A few days ago, I ranted about a blog entry by Arnold Kling about version fatigue. Tom, over at Backup Brain, linked to an expansion of those ideas titled The Programming Soviet, which got me to thinking about what we've accomplished by making software easy enough for lawyers and management to use directly. And then, after a little ranting in response to Meuon's "playing with snakes" entry, it came to me: If, as Edward Tufte asserts, "power corrupts, PowerPoint corrupts absolutely", how much of the billions bilked by executives at Enron[Wiki], GlobalCrossing[Wiki], WorldCom[Wiki], Xerox, and who knows what else were enabled by GUIs? Is it, perhaps, that, rather than helping boost the economy, MacOS[Wiki] and Windows[Wiki] will turn out to be the biggest indirect drains on the economy in the last decade? Confidential to Dubya, this might be your chance to find a scapegoat that'll keep you from going down in history as the Herbert Hoover of your era...

[ related topics: Politics Microsoft New Economy Open Source Current Events Macintosh ]

comments in ascending chronological order (reverse):

#Comment made: 2002-07-02 02:26:27+00 by: meuon

Yep. Winders and MacOS makes management think they understand computers. Look, move the numbers from this cell in the spreadsheet to that cell and all of a sudden we look good. The computer says so :)

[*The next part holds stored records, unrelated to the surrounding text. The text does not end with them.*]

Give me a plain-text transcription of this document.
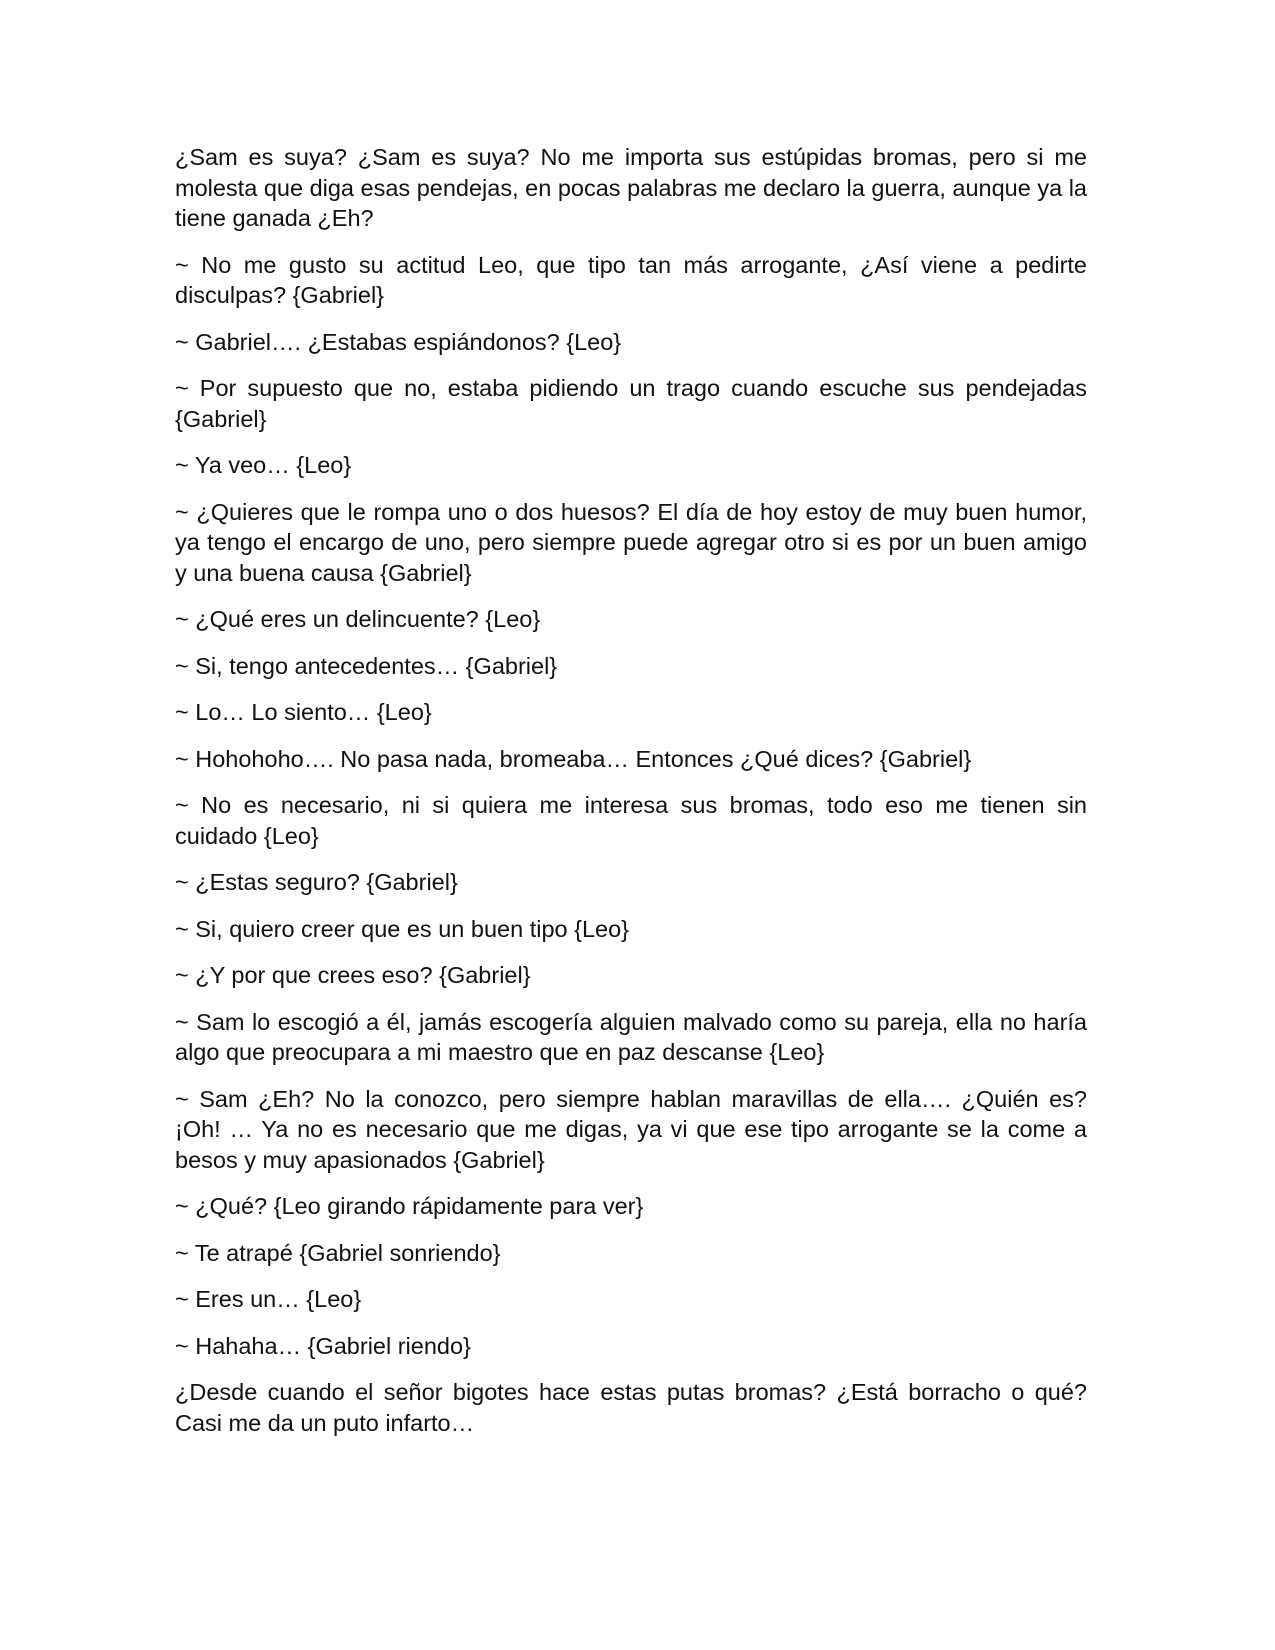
¿Sam es suya? ¿Sam es suya? No me importa sus estúpidas bromas, pero si me molesta que diga esas pendejas, en pocas palabras me declaro la guerra, aunque ya la tiene ganada ¿Eh?

~ No me gusto su actitud Leo, que tipo tan más arrogante, ¿Así viene a pedirte disculpas? {Gabriel}

~ Gabriel…. ¿Estabas espiándonos? {Leo}

~ Por supuesto que no, estaba pidiendo un trago cuando escuche sus pendejadas {Gabriel}

~ Ya veo… {Leo}

~ ¿Quieres que le rompa uno o dos huesos? El día de hoy estoy de muy buen humor, ya tengo el encargo de uno, pero siempre puede agregar otro si es por un buen amigo y una buena causa {Gabriel}

~ ¿Qué eres un delincuente? {Leo}

~ Si, tengo antecedentes… {Gabriel}

~ Lo… Lo siento… {Leo}

~ Hohohoho…. No pasa nada, bromeaba… Entonces ¿Qué dices? {Gabriel}

~ No es necesario, ni si quiera me interesa sus bromas, todo eso me tienen sin cuidado {Leo}

~ ¿Estas seguro? {Gabriel}

~ Si, quiero creer que es un buen tipo {Leo}

~ ¿Y por que crees eso? {Gabriel}

~ Sam lo escogió a él, jamás escogería alguien malvado como su pareja, ella no haría algo que preocupara a mi maestro que en paz descanse {Leo}

~ Sam ¿Eh? No la conozco, pero siempre hablan maravillas de ella…. ¿Quién es? ¡Oh! … Ya no es necesario que me digas, ya vi que ese tipo arrogante se la come a besos y muy apasionados {Gabriel}

~ ¿Qué? {Leo girando rápidamente para ver}

~ Te atrapé {Gabriel sonriendo}

~ Eres un… {Leo}

~ Hahaha… {Gabriel riendo}

¿Desde cuando el señor bigotes hace estas putas bromas? ¿Está borracho o qué? Casi me da un puto infarto…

#Comment made: 2002-07-02 18:51:11+00 by: Dan Lyke [edit history]

Arnold Kling has some thoughts on this, a bit of expansion on the relative information density of PowerPoint versus paper. Obviously my entry was an off the cuff snide remark, not meant to be taken too seriously, but what the hell, I'll run with it.

So, another factor: The extra sets of eyes looking at data as its prepared. It used to be that, as you went through revisions, secretaries had to type it, graphic designers and layout artists had to figure out what went with it, typesetters had to set and proof it, and by the time all of this happened you had a gazillion extra sets of eyes, many who had little financial stake in your success, looking at your presentations. I can't help thinking that the idea that those extra eyes monitoring your work are no longer there makes it a little easier to think about fudging numbers. Nobody's going to say "you missed the entry for..." because the people who used to be paying that sort of attention to detail, who got bawled out if a single letter got dropped, are no longer as intimately involved in the preparation of presentations and reports.

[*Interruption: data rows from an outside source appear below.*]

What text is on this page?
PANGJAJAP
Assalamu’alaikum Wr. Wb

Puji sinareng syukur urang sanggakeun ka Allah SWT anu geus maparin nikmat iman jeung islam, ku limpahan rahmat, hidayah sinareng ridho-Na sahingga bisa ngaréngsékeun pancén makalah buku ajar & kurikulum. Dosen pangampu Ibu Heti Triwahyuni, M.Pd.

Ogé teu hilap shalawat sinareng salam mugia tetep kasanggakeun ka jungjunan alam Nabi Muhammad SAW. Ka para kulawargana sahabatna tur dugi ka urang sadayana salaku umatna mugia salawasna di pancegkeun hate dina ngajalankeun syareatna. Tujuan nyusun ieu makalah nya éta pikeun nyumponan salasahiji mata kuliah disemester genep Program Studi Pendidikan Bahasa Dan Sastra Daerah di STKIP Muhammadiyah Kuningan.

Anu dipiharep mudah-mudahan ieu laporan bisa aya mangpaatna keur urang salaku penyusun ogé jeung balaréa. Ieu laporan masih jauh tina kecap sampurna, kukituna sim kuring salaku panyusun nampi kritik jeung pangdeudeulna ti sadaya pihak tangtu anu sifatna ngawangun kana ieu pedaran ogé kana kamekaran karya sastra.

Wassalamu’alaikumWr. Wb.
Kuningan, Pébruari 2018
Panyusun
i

#Comment made: 2002-07-02 22:20:38+00 by: Dan Lyke

Spending a lot of time waiting for Windows Installer builds today (I don't hate GUIs without lots of reason...), so, from that article referenced in my previous quote where I'm accused of thr

If you want to go that far, other phenomena that helped enable the corporate scandals would include the Internet, the emancipation of women, and flush toilets.

Just to take a simile way too far, I've ended up opening up a lot of toilets to manually jiggle the float valve. It would be just a little to teach people how to flush toilets with a fixed connection, a bar or something, between the handle and the valve rather than the chain that's there now, but we'd save a hell of a lot more water.

#Comment made: 2002-07-04 19:12:45+00 by: Shawn [edit history]

Dan; are you working directly with the MSI? Or are you using third-party stuff like Install Shield?

I spent quite a while developing installer solutions a couple jobs back. What I found is that MSI sucks rocks - big, hairy ones. I was put on the task because the previous installers were extremely unreliable. After some research, I settled on Nullsoft's Installer (which I extended with some features that we needed). Last time I checked, it was completeley free - not as in GPL (although you do get the source), but free to do whatever you want with it. I highly recommend it - if you have the option to use something other than MSI.